The essential lingo for building with Large Language Models — get up to speed fast with our LLM Primer ✔️
Ready to get started with LLM? Our team has learned a ton from playing and building with LLMs over the last few years. As our founder/CEO says “AI years are like dog years.” By that measure we now have decades of experience or so it feels 😅
Here’s the 21 most important terms to know if you want to work with LLMs:
1. Foundation models: an LLM that serves as the basis or starting point for developing more specialized models tailored for specific tasks or industries.
2. GPT or Generative Pretrained Transformer: A series of LLMs developed by OpenAI.
We use GPT-4, GPT-3.5-turbo (the model behind ChatGPT), and text-davinci-003 (the latest GPT-3 model). But we previously also used text-davinci-002, Curie, Ada, etc. In other words, there’s lots of them!
3. Neural networks: A type of machine learning model inspired by the human brain. LLMs are a specific type of neural network known as transformer-based models.
4. Gradient descent: The process used to train neural networks, including LLMs, by iteratively adjusting the model's weights to minimize the loss function.
5. Pre-training: This is the initial phase of training, where the model learns to predict the next word in a sentence.
A common misconception is that biased training data used in pre-training will necessarily make the model biased. Bias can be addressed during the fine-tuning.
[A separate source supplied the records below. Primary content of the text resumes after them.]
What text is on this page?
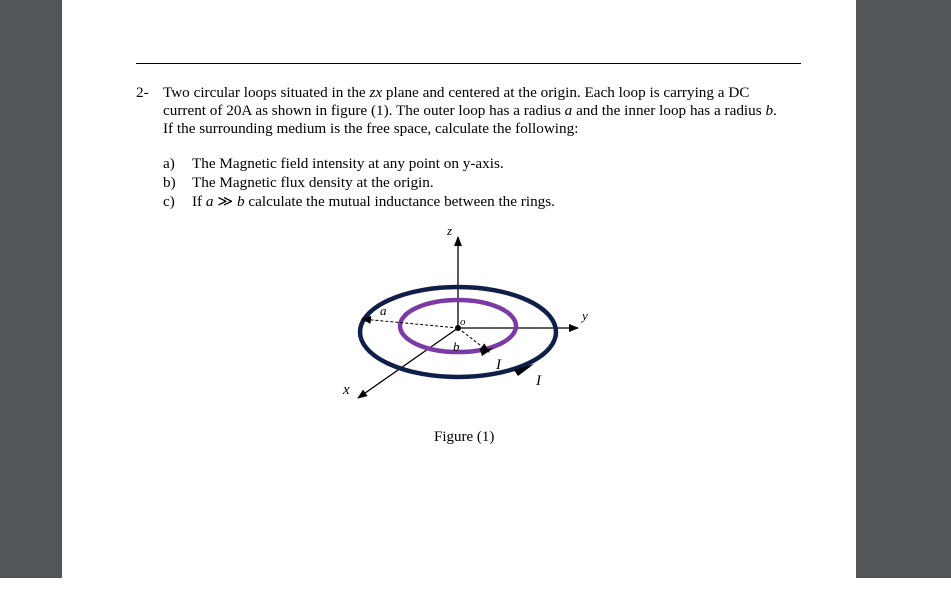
2- Two circular loops situated in the zx plane and centered at the origin. Each loop is carrying a DC
current of 20A as shown in figure (1). The outer loop has a radius a and the inner loop has a radius b.
If the surrounding medium is the free space, calculate the following:
a) The Magnetic field intensity at any point on y-axis.
b) The Magnetic flux density at the origin.
c) If a ≫ b calculate the mutual inductance between the rings.
z
y
x
a
b
o
I
I
Figure (1)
6. Fine-tuning: This is a process where the pre-trained model is further trained (or "tuned") on a specific task. Fine-tuning allows the model to adapt its general language understanding to a specific use cases and to align its behavior more closely with human values.
7. Alignment: The process of ensuring that the model's output aligns with human values and goals.
8. Training Corpus: This refers to the massive amount of text data that the model is trained on. It includes books, articles, websites, and other forms of written language.
9. Parameters: Internal variables that the model uses to make predictions. The more parameters, the bigger the model.
When an LLM is "trained", these parameters are being adjusted so that the model can make accurate predictions or generate coherent.
Remember this meme from twitter:
10. Tokenization: Breaking down text into words or parts of words, which the model can process.
One token is roughly four characters in English and fewer in other languages, even other latin alphabet languages – which we learned the hard way for Kraftful - don't ask!
11. Prompt engineering: This is the process of designing the input (or "prompt") given to an LLM to elicit a desired response.
Good prompt engineering can significantly improve the performance of a language model.
Prompt engingeering gets less critical as models improve. We recall writing super complex prompts in early 2020 to get GPT3 to do basic things, now done with a 1-sentence prompt. It's also less important in chat where you give the model feedback to ultimately get the desired output.
12. Context window or sequence length: The number of tokens that the model can take as input at once.
For those of us using LLMs to summarize large texts (like user feedback from various sources), part of the puzzle is figuring out how to keep the original context when breaking up text to fit into the context window.
13. Hallucinations: Describes instances where an LLM generates output that is not grounded in its input data. This can often lead to the generation of factually incorrect or nonsensical stuff. I wrote a thread about how to limit hallucinations yesterday.
14. Zero-shot learning: This is the ability of the model to understand and perform tasks that it was not specifically trained on. It uses its general understanding of language to make inferences and predictions.
15. One or few-shot learning: In one-shot learning, the model receives a single example, and in few-shot learning, it receives a small number of examples.
For example: you could tell the model to write a poem and include a sample poem so that it can see your desired format.
16. Agent: In the context of LLMs, this refers to an implementation of a language model that is designed to interact with users or other systems, like a chatbot or virtual assistant.
17. Embedding: A vector representation of words that can be used to determine how similar that text is to embeddings of other text. Words used in similar contexts have embeddings that are closer in the vector space.
18. Vector database: A specialized type of database designed to efficiently store and manage embeddings. The key feature of a vector database is its ability to perform efficient similarity search.
19. LLMOps: This term refers to the operational aspects of deploying and managing LLMs in production, including model training, deployment, monitoring, and troubleshooting.
20. Open-source language models: These are models that are made available for public use and modification, so they can be deployed on-premise or in a private cloud.
21. Multimodal models: Models that combine language with other types of data, like images or sound.
Thanks for joining us on this journey through the fascinating world of large language models and their applications. Happy building!